Best Blueberry Muffins
These blueberry muffins are fluffy, tender, buttery, full of juicy blueberries, and have a sweet streusel topping that makes them the best blueberry muffins you will ever eat.
Ingredients
For the streusel topping:
1/4 cup all-purpose flour
1/4 cup packed light brown sugar
2 1/2 tablespoons cold unsalted butter cut into small pieces
For the blueberry muffins:
2 cups all-purpose flour
1/2 cup granulated sugar
1 tablespoon baking powder
1/2 teaspoon kosher salt
1/4 cup packed light brown sugar
1/2 cup unsalted butter melted and cooled
2 large eggs at room temperature
3/4 cup buttermilk at room temperature
1 1/2 teaspoons pure vanilla extract
1 1/4 cups blueberries divided (plus 1 tablespoon flour for coating berries)
Steps
- Preheat oven to 400 degrees F. Line a muffin pan with paper muffin cups or spray with nonstick cooking spray. Set aside.
- To make the streusel: Combine the flour, brown sugar, and butter pieces in a small bowl. Mix in the butter with your fingers or a pastry cutter until you have a crumb mixture. Place the streusel in the refrigerator until ready to use.
- To make the muffins: In a large bowl, whisk together the flour, sugar, baking powder, and salt. Add the brown sugar and whisk again until there are no brown sugar clumps.
- In a small bowl, combine the melted butter, eggs, buttermilk, and vanilla.

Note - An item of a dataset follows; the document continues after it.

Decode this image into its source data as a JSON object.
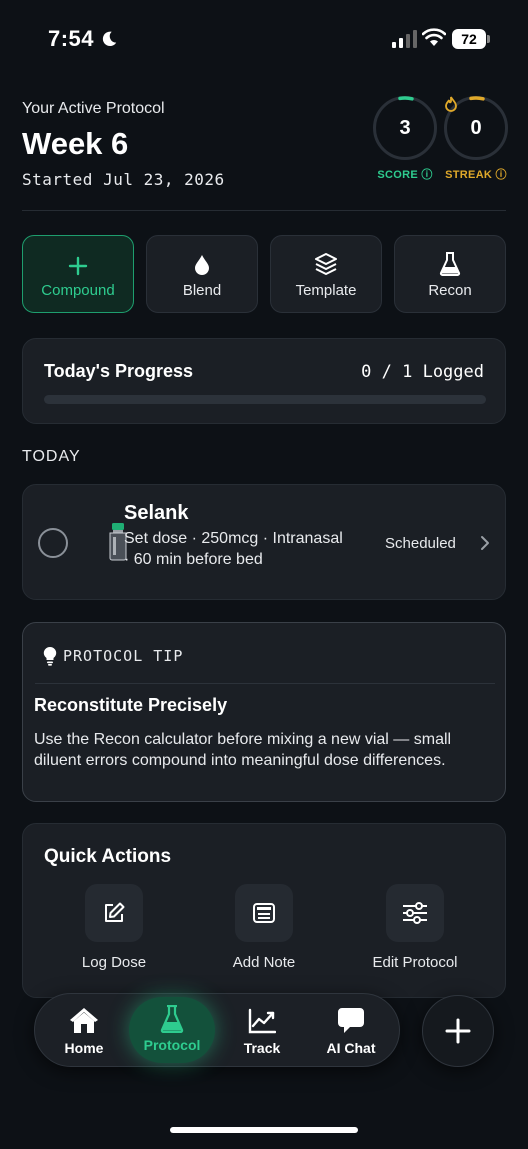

Whisk until eggs are well combined with the other liquid ingredients.
- Pour the liquid ingredients over the dry ingredients and gently stir together with a spatula. Don’t over mix the batter, stir just until flour disappears. In a small bowl, combine 1 cup of the blueberries with 1 tablespoon of flour and toss until blueberries are coated. Gently fold in 1 cup of the blueberries, being careful not to over mix.
- Divide the muffin batter evenly among the muffin cups. Top each muffin with remaining 1/4 cup blueberries, pressing them gently into the tops. Remove the streusel from the refrigerator and sprinkle evenly over each muffin. Gently press the crumbs into the batter.
- Bake the muffins for 18 to 20 minutes or until the muffin tops are golden and the tops are set. You can insert a toothpick into the center of a muffin and if it comes out clean, they are do
- Transfer the pan to a cooling rack and let the muffins cool for 5 minutes in the pan. Remove from the pan and enjoy!